Charles Stillman, an attorney for Nacchio, said his client had never misrepresented Qwest’s financial condition.

“The SEC unfairly seeks to impute to Mr. Nacchio and others at Qwest responsibility for the results of a widespread industry downturn in a deteriorating economy,” Stillman said. “As Mr. Nacchio has consistently stated, he did nothing wrong and did not instruct anyone else to do anything wrong during his tenure at Qwest, and he looks forward to being vindicated.”

Kozlowski’s attorney, Kevin Evans, said the charges are “as sensational as they are insupportable.”

Attorneys for the other former executives could not immediately be reached for comment. A Qwest spokesman said the allegations involve long-ago events that no longer concern the company.

Other charges settled
The SEC is also seeking a court order requiring all seven to repay an amount to be determined at trial and civil penalties and that would include interest. It said none of the defendants, except for the two accountants, should ever serve as officers or directors of a public company.

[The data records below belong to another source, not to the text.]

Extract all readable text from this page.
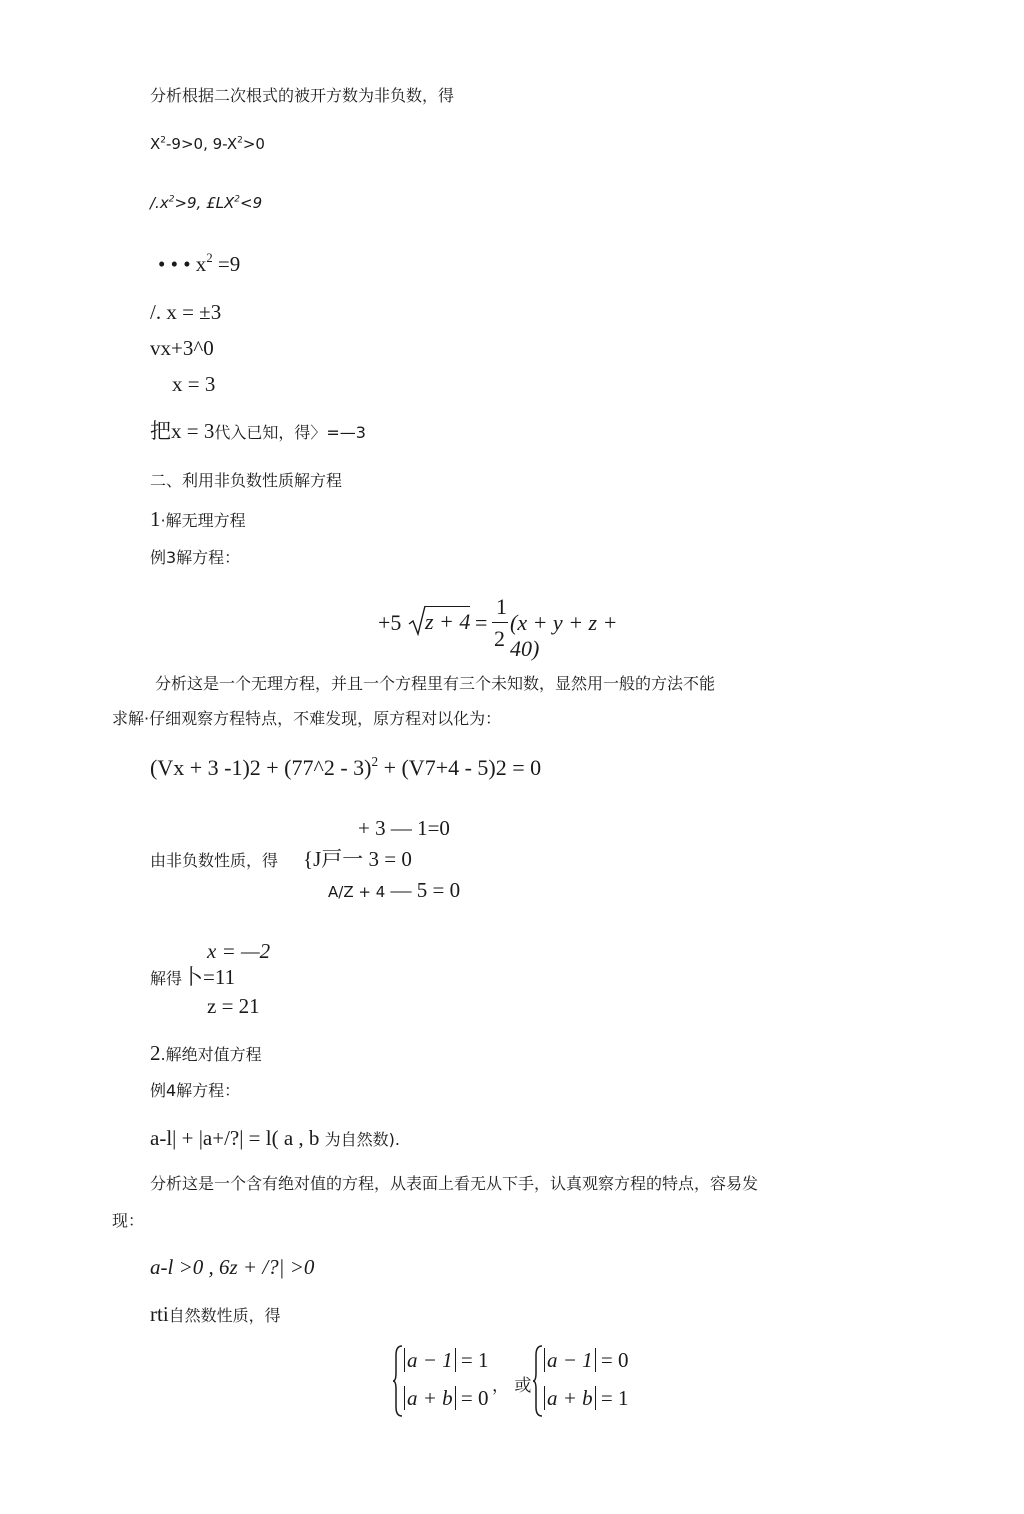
分析根据二次根式的被开方数为非负数，得
$X^2-9>0$, $9-X^2>0$
$/.x^2>9$, $£LX^2<9$
• • • $x^2 =9$
/. x = ±3
vx+3^0
x = 3
把x = 3代入已知，得〉=—3
二、利用非负数性质解方程
1·解无理方程
例3解方程：
+5 z + 4 =
1
2
(x + y + z + 40)
分析这是一个无理方程，并且一个方程里有三个未知数，显然用一般的方法不能
求解·仔细观察方程特点，不难发现，原方程对以化为：
(Vx + 3 -1)2 + (77^2 - 3)$^2$ + (V7+4 - 5)2 = 0
+ 3 — 1=0
由非负数性质，得 {J戸一 3 = 0
A/Z + 4 — 5 = 0
x = —2
解得卜=11
z = 21
2.解绝对值方程
例4解方程：
a-l| + |a+/?| = l( a , b 为自然数).
分析这是一个含有绝对值的方程，从表面上看无从下手，认真观察方程的特点，容易发
现：
a-l >0 , 6z + /?| >0
rti自然数性质，得
a − 1 = 1
a + b = 0 ， 或
a − 1 = 0
a + b = 1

Also Tuesday, the SEC settled charges with five other former Qwest officials. A spokesman declined comment on whether the agency’s investigation is complete, but a spokesman for the U.S. attorney’s office in Denver said the government’s criminal investigation was continuing.

Last fall, Qwest agreed to pay $250 million to settle SEC charges of fraud. The deal did not cover former executives like Nacchio and Szeliga, who now face charges including fraud, failure to maintain book and records, lying to auditors and false filings with the SEC.

The SEC said Nacchio, Woodruff and Szeliga received secret compensation in the form of newly issued stock from companies doing business with Qwest or seeking deals with the company. The lawsuit also accuses the three of causing the manipulation of revenue associated with Qwest Dex, a subsidiary.

Mohebbi, Casey and Noyes, meanwhile, allegedly met goals by backdating contracts, hiding side agreements and making fiber-optic capacity swaps (IRU) with other telecoms to book one-time revenue. Documents released by a U.S. House committee in 2002 said the swaps appeared to have no other purpose than allowing the companies to inflate revenues to meet analyst expectations.

“Qwest relied so heavily on the immediate revenue recognition from one-time IRU and equipment sales transactions to meet the aggressive revenue and growth targets that Qwest management and employees referred to the practice as a ’drug,’ an ’addiction,’ ’heroin,’ and ’cocaine on steroids,”’ the SEC said in Tuesday’s filing.

The government has had mixed success prosecuting former Qwest executives. Of four men accused of improperly booking revenue in an Arizona schools deal, two were acquitted, another was sentenced to probation and a fourth is expected to receive probation.